At least, that's what Jarmusch appears to be saying with the film — which speaks volumes when it's concentrating on live performance footage (taken mostly from a series of 1976, 1986 and 1996 concerts) — but otherwise says little else.

To be fair, Jarmusch made some effort to get to know the band members, who are interviewed backstage, on the road and in hotel rooms. But it's hard to get a grasp on their individual personalities when the questions tend to be lightweight. (In the film's most inadvertently funny moment, the filmmaker tells Young that it "must be pretty heavy to be in Crazy Horse.")

As mentioned, Jarmusch does a good job of capturing the essence of the band's electric live shows — performances include the songs "Stupid Girl," "Like a Hurricane" and "Tonight's the Night". That alone will probably make the film a must-see for Young fans.

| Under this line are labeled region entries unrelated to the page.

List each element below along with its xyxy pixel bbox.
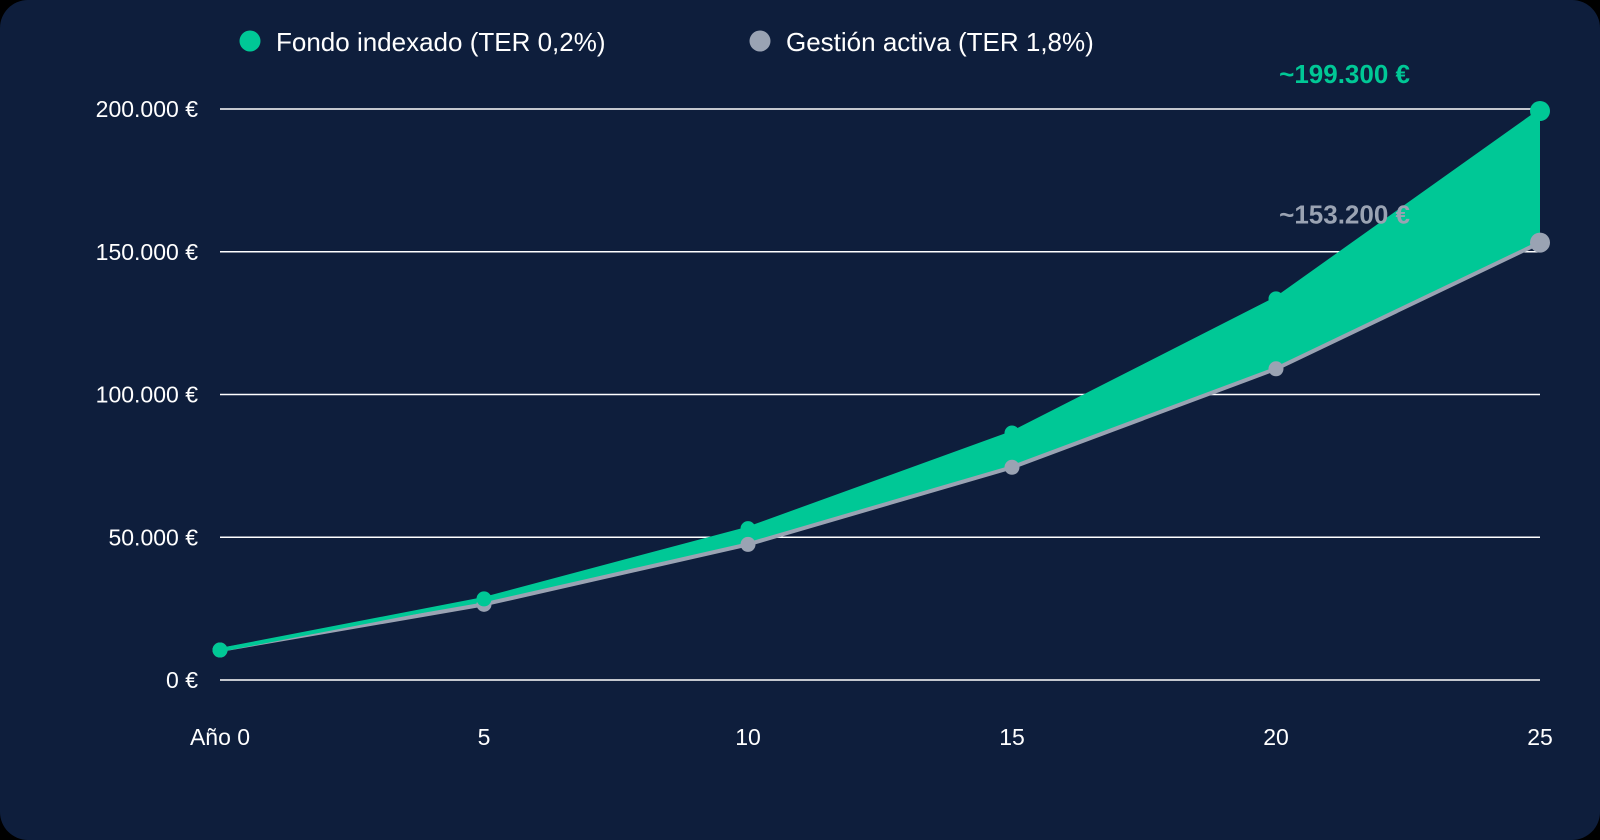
series-active-fund-point <box>1004 459 1020 475</box>
legend-label: Gestión activa (TER 1,8%) <box>786 27 1094 57</box>
y-tick-label: 0 € <box>166 667 198 693</box>
series-index-fund-line <box>219 109 1542 652</box>
y-tick-label: 200.000 € <box>96 96 199 122</box>
gap-fill-area <box>220 110 1540 651</box>
legend-label: Fondo indexado (TER 0,2%) <box>276 27 606 57</box>
y-axis-ticks: 0 € 50.000 € 100.000 € 150.000 € 200.000 € <box>96 96 199 693</box>
x-tick-label: 20 <box>1263 724 1289 750</box>
legend-item-active-fund: Gestión activa (TER 1,8%) <box>749 27 1094 57</box>
legend: Fondo indexado (TER 0,2%) Gestión activa … <box>239 27 1094 57</box>
legend-swatch <box>749 30 771 52</box>
series-index-fund-point <box>1268 291 1284 307</box>
series-active-fund-line <box>219 240 1541 652</box>
series-index-fund-point <box>212 642 228 658</box>
x-axis-ticks: Año 0 5 10 15 20 25 <box>190 724 1553 750</box>
series-index-fund-point <box>476 591 492 607</box>
end-value-labels: ~199.300 € ~153.200 € <box>1279 59 1410 230</box>
x-tick-label: 15 <box>999 724 1025 750</box>
x-tick-label: 5 <box>478 724 491 750</box>
active-fund-end-label: ~153.200 € <box>1279 200 1410 230</box>
x-tick-label: 25 <box>1527 724 1553 750</box>
series-index-fund-point <box>740 521 756 537</box>
series-index-fund-point <box>1004 425 1020 441</box>
x-tick-label: Año 0 <box>190 724 250 750</box>
series-active-fund-point <box>1268 361 1284 377</box>
y-tick-label: 150.000 € <box>96 239 199 265</box>
gap-fill-polygon <box>220 110 1540 651</box>
series-index-fund-point <box>1530 100 1550 121</box>
series-lines <box>212 100 1550 658</box>
legend-swatch <box>239 30 261 52</box>
legend-item-index-fund: Fondo indexado (TER 0,2%) <box>239 27 606 57</box>
y-tick-label: 50.000 € <box>108 524 198 550</box>
series-active-fund-point <box>740 536 756 552</box>
y-tick-label: 100.000 € <box>96 382 199 408</box>
index-fund-end-label: ~199.300 € <box>1279 59 1410 89</box>
series-active-fund-point <box>1530 232 1550 253</box>
gridlines <box>220 108 1540 681</box>
x-tick-label: 10 <box>735 724 761 750</box>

But it may be much harder sell to others. The film is a far cry from some of the better "rockumentaries" out there — especially "Stop Making Sense," Jonathan Demme's 1984 concert film on the Talking Heads.

Most irritating is the fact that the movie was "filmed proudly" in Super-8 mm, which looks as grainy as the band's music is raw. When it's blown up to 16 mm, however, it just looks blurry.

"Year of the Horse" is rated R for scenes of drug use (the band is shown smoking marijuana), profanity, some vulgar jokes and references, and a brief glimpse at some nude drawings.